Unterschiede zwischen den Geschlechtern werden auf vielen Ebenen beschrieben: Aussehen, Persönlichkeit, Hobbys, Berufswahl und mehr. Vieles wird mit typisch männlich, vieles mit typisch weiblich in Verbindung gebracht, aber auch hier weicht die Zweiteilung auf, und die Zuschreibung zur einen oder anderen Seite erfolgt nicht mehr nur binär, sondern eher tendenziell oder eben zu einem gewissen Grad. Frauen bei der Polizei oder Bundeswehr und Männer in Pflegeberufen oder im Kindergarten sind keine Ausnahme mehr.

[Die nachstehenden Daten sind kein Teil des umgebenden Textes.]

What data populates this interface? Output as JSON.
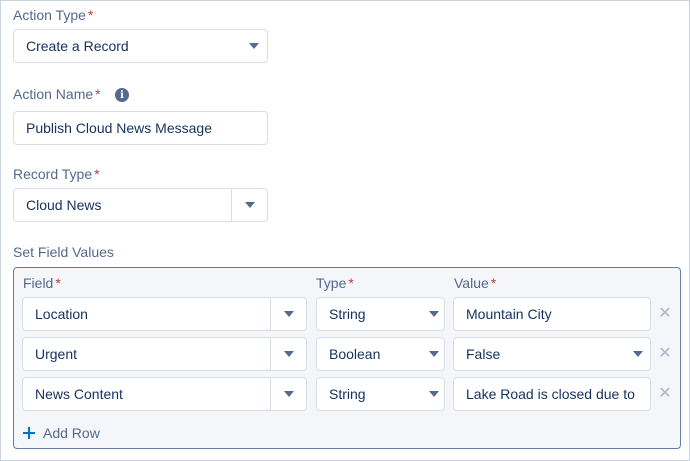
{
  "action_type": {
    "label": "Action Type",
    "required_mark": "*",
    "value": "Create a Record"
  },
  "action_name": {
    "label": "Action Name",
    "required_mark": "*",
    "info_glyph": "i",
    "value": "Publish Cloud News Message"
  },
  "record_type": {
    "label": "Record Type",
    "required_mark": "*",
    "value": "Cloud News"
  },
  "set_field_values": {
    "label": "Set Field Values",
    "headers": {
      "field": "Field",
      "type": "Type",
      "value": "Value",
      "required_mark": "*"
    },
    "rows": [
      {
        "field": "Location",
        "type": "String",
        "value": "Mountain City",
        "value_is_picklist": false
      },
      {
        "field": "Urgent",
        "type": "Boolean",
        "value": "False",
        "value_is_picklist": true
      },
      {
        "field": "News Content",
        "type": "String",
        "value": "Lake Road is closed due to",
        "value_is_picklist": false
      }
    ],
    "remove_glyph": "✕",
    "add_row_label": "Add Row"
  },
  "icons": {
    "info": "info-icon",
    "dropdown": "chevron-down-icon",
    "remove": "close-icon",
    "add": "plus-icon"
  },
  "colors": {
    "text": "#16325c",
    "label": "#54698d",
    "required": "#c23934",
    "border": "#d8dde6",
    "panel_bg": "#f4f6f9",
    "panel_border": "#5f7fa8",
    "brand": "#0070d2"
  }
}
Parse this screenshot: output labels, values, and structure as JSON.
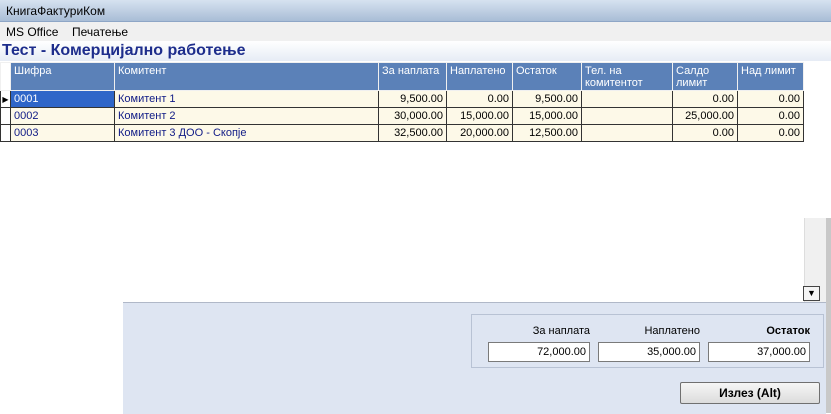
{
  "window": {
    "title": "КнигаФактуриКом"
  },
  "menu": {
    "items": [
      "MS Office",
      "Печатење"
    ]
  },
  "form": {
    "title": "Тест - Комерцијално работење"
  },
  "grid": {
    "columns": [
      "Шифра",
      "Комитент",
      "За наплата",
      "Наплатено",
      "Остаток",
      "Тел. на комитентот",
      "Салдо лимит",
      "Над лимит"
    ],
    "rows": [
      {
        "sifra": "0001",
        "komitent": "Комитент 1",
        "za_naplata": "9,500.00",
        "naplateno": "0.00",
        "ostatok": "9,500.00",
        "tel": "",
        "saldo_limit": "0.00",
        "nad_limit": "0.00"
      },
      {
        "sifra": "0002",
        "komitent": "Комитент 2",
        "za_naplata": "30,000.00",
        "naplateno": "15,000.00",
        "ostatok": "15,000.00",
        "tel": "",
        "saldo_limit": "25,000.00",
        "nad_limit": "0.00"
      },
      {
        "sifra": "0003",
        "komitent": "Комитент 3 ДОО - Скопје",
        "za_naplata": "32,500.00",
        "naplateno": "20,000.00",
        "ostatok": "12,500.00",
        "tel": "",
        "saldo_limit": "0.00",
        "nad_limit": "0.00"
      }
    ],
    "current_row_marker": "▶",
    "selected_row": 0
  },
  "totals": {
    "za_naplata_label": "За наплата",
    "za_naplata_value": "72,000.00",
    "naplateno_label": "Наплатено",
    "naplateno_value": "35,000.00",
    "ostatok_label": "Остаток",
    "ostatok_value": "37,000.00"
  },
  "buttons": {
    "exit_label": "Излез (Alt)"
  },
  "colors": {
    "grid_header": "#5b81b8",
    "row_bg": "#fdf9e8",
    "selection": "#2f66c8",
    "title_text": "#1d2d8c",
    "panel_bg": "#dee5f2"
  },
  "icons": {
    "dropdown": "chevron-down-icon",
    "row_pointer": "row-pointer-icon"
  }
}
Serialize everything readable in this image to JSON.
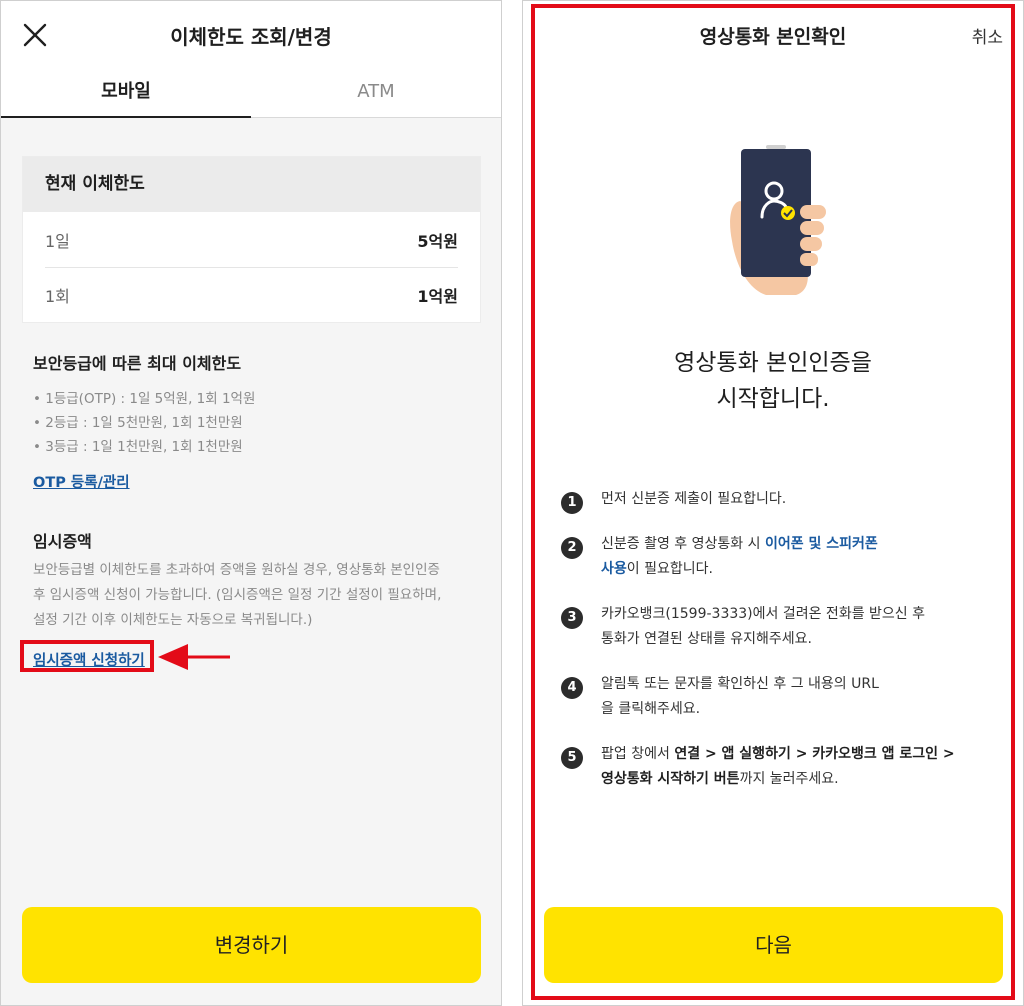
{
  "left": {
    "title": "이체한도 조회/변경",
    "tabs": [
      "모바일",
      "ATM"
    ],
    "current_limit": {
      "heading": "현재 이체한도",
      "rows": [
        {
          "label": "1일",
          "value": "5억원"
        },
        {
          "label": "1회",
          "value": "1억원"
        }
      ]
    },
    "security": {
      "heading": "보안등급에 따른 최대 이체한도",
      "items": [
        "• 1등급(OTP) : 1일 5억원, 1회 1억원",
        "• 2등급 : 1일 5천만원, 1회 1천만원",
        "• 3등급 : 1일 1천만원, 1회 1천만원"
      ],
      "otp_link": "OTP 등록/관리"
    },
    "temp": {
      "heading": "임시증액",
      "desc_lines": [
        "보안등급별 이체한도를 초과하여 증액을 원하실 경우, 영상통화 본인인증",
        "후 임시증액 신청이 가능합니다. (임시증액은 일정 기간 설정이 필요하며,",
        "설정 기간 이후 이체한도는 자동으로 복귀됩니다.)"
      ],
      "apply_link": "임시증액 신청하기"
    },
    "change_button": "변경하기"
  },
  "right": {
    "title": "영상통화 본인확인",
    "cancel": "취소",
    "headline_line1": "영상통화 본인인증을",
    "headline_line2": "시작합니다.",
    "steps": {
      "s1": {
        "num": "1",
        "text": "먼저 신분증 제출이 필요합니다."
      },
      "s2": {
        "num": "2",
        "pre": "신분증 촬영 후 영상통화 시 ",
        "em1": "이어폰 및 스피커폰",
        "em2": "사용",
        "post": "이 필요합니다."
      },
      "s3": {
        "num": "3",
        "line1": "카카오뱅크(1599-3333)에서 걸려온 전화를 받으신 후",
        "line2": "통화가 연결된 상태를 유지해주세요."
      },
      "s4": {
        "num": "4",
        "line1": "알림톡 또는 문자를 확인하신 후 그 내용의 URL",
        "line2": "을 클릭해주세요."
      },
      "s5": {
        "num": "5",
        "pre": "팝업 창에서 ",
        "em1": "연결 > 앱 실행하기 > 카카오뱅크 앱 로그인 >",
        "em2": "영상통화 시작하기 버튼",
        "post": "까지 눌러주세요."
      }
    },
    "next_button": "다음"
  },
  "colors": {
    "accent_yellow": "#ffe300",
    "highlight_red": "#e30b18",
    "link_blue": "#1a5aa0"
  }
}
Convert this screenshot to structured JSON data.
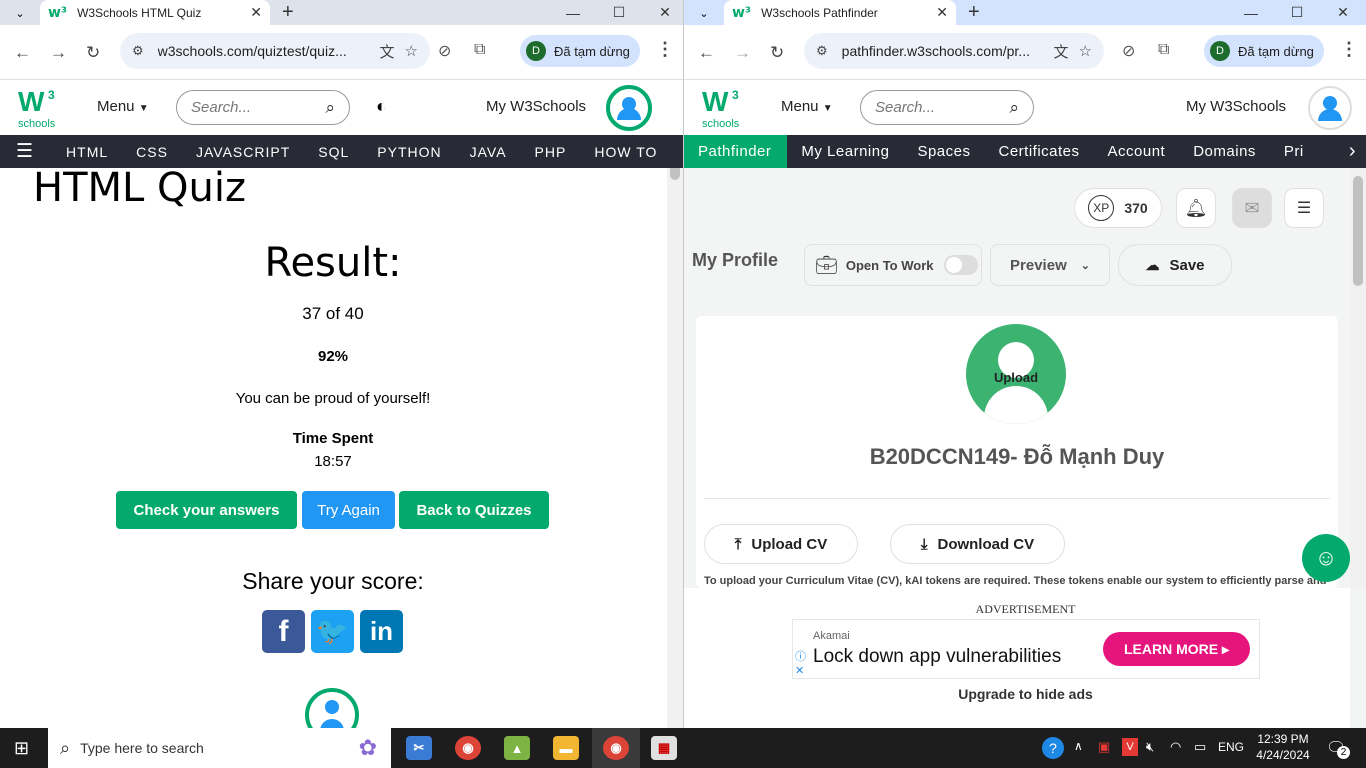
{
  "left_window": {
    "tab_title": "W3Schools HTML Quiz",
    "url": "w3schools.com/quiztest/quiz...",
    "profile_status": "Đã tạm dừng",
    "profile_initial": "D",
    "site": {
      "logo_text": "W",
      "logo_sup": "3",
      "logo_sub": "schools",
      "menu_label": "Menu",
      "search_placeholder": "Search...",
      "my_w3schools": "My W3Schools",
      "nav_items": [
        "HTML",
        "CSS",
        "JAVASCRIPT",
        "SQL",
        "PYTHON",
        "JAVA",
        "PHP",
        "HOW TO"
      ]
    },
    "quiz": {
      "title": "HTML Quiz",
      "result_heading": "Result:",
      "score": "37 of 40",
      "percent": "92%",
      "message": "You can be proud of yourself!",
      "time_spent_label": "Time Spent",
      "time_spent": "18:57",
      "buttons": [
        "Check your answers",
        "Try Again",
        "Back to Quizzes"
      ],
      "share_heading": "Share your score:"
    }
  },
  "right_window": {
    "tab_title": "W3schools Pathfinder",
    "url": "pathfinder.w3schools.com/pr...",
    "profile_status": "Đã tạm dừng",
    "profile_initial": "D",
    "site": {
      "menu_label": "Menu",
      "search_placeholder": "Search...",
      "my_w3schools": "My W3Schools",
      "nav_items": [
        "Pathfinder",
        "My Learning",
        "Spaces",
        "Certificates",
        "Account",
        "Domains",
        "Pri"
      ]
    },
    "profile": {
      "xp_label": "XP",
      "xp_value": "370",
      "heading": "My Profile",
      "open_to_work": "Open To Work",
      "open_to_work_enabled": false,
      "preview_label": "Preview",
      "save_label": "Save",
      "upload_label": "Upload",
      "name": "B20DCCN149- Đỗ Mạnh Duy",
      "upload_cv": "Upload CV",
      "download_cv": "Download CV",
      "cv_note": "To upload your Curriculum Vitae (CV), kAI tokens are required. These tokens enable our system to efficiently parse and"
    },
    "ad": {
      "label": "ADVERTISEMENT",
      "brand": "Akamai",
      "headline": "Lock down app vulnerabilities",
      "cta": "LEARN MORE",
      "upgrade": "Upgrade to hide ads"
    }
  },
  "taskbar": {
    "search_placeholder": "Type here to search",
    "language": "ENG",
    "time": "12:39 PM",
    "date": "4/24/2024",
    "notification_count": "2"
  },
  "colors": {
    "w3_green": "#04aa6d",
    "nav_dark": "#282a35",
    "try_again_blue": "#2196f3",
    "facebook": "#3b5998",
    "twitter": "#1da1f2",
    "linkedin": "#0077b5",
    "ad_cta": "#e6147d"
  }
}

Solche geschlechtsspezifischen Unterschiede gibt es auch hinsichtlich sprachlicher Merkmale. Aber auch diese Merkmale sind nicht einfach nur binär verteilt, sondern zeigen Überschneidungen zwischen Männern und Frauen. Sollten dann nicht auch diese sprachlichen Unterschiede bzw. phonetischen Merkmale (z.B. die Stimmhöhe, die Deutlichkeit des Sprechens, das Sprechtempo) nicht nur zwischen den Geschlechtern (oder Gendern) betrachtet werden, sondern auch innerhalb von Männern und Frauen, die sich in den Ausprägungen ihrer Femininität und Maskulinität unterscheiden? Und sollten wir dies nicht auch berücksichtigen in unserer Wahrnehmung und Interpretation des Gesagten? Die Soziophonetik untersucht genau dies: die soziale Bedeutung von phonetischen Details hinsichtlich des Anzeigens (auf Sprecher*innenseite) und der Wahrnehmung (auf Hörer*innenseite) von sozialer Identität.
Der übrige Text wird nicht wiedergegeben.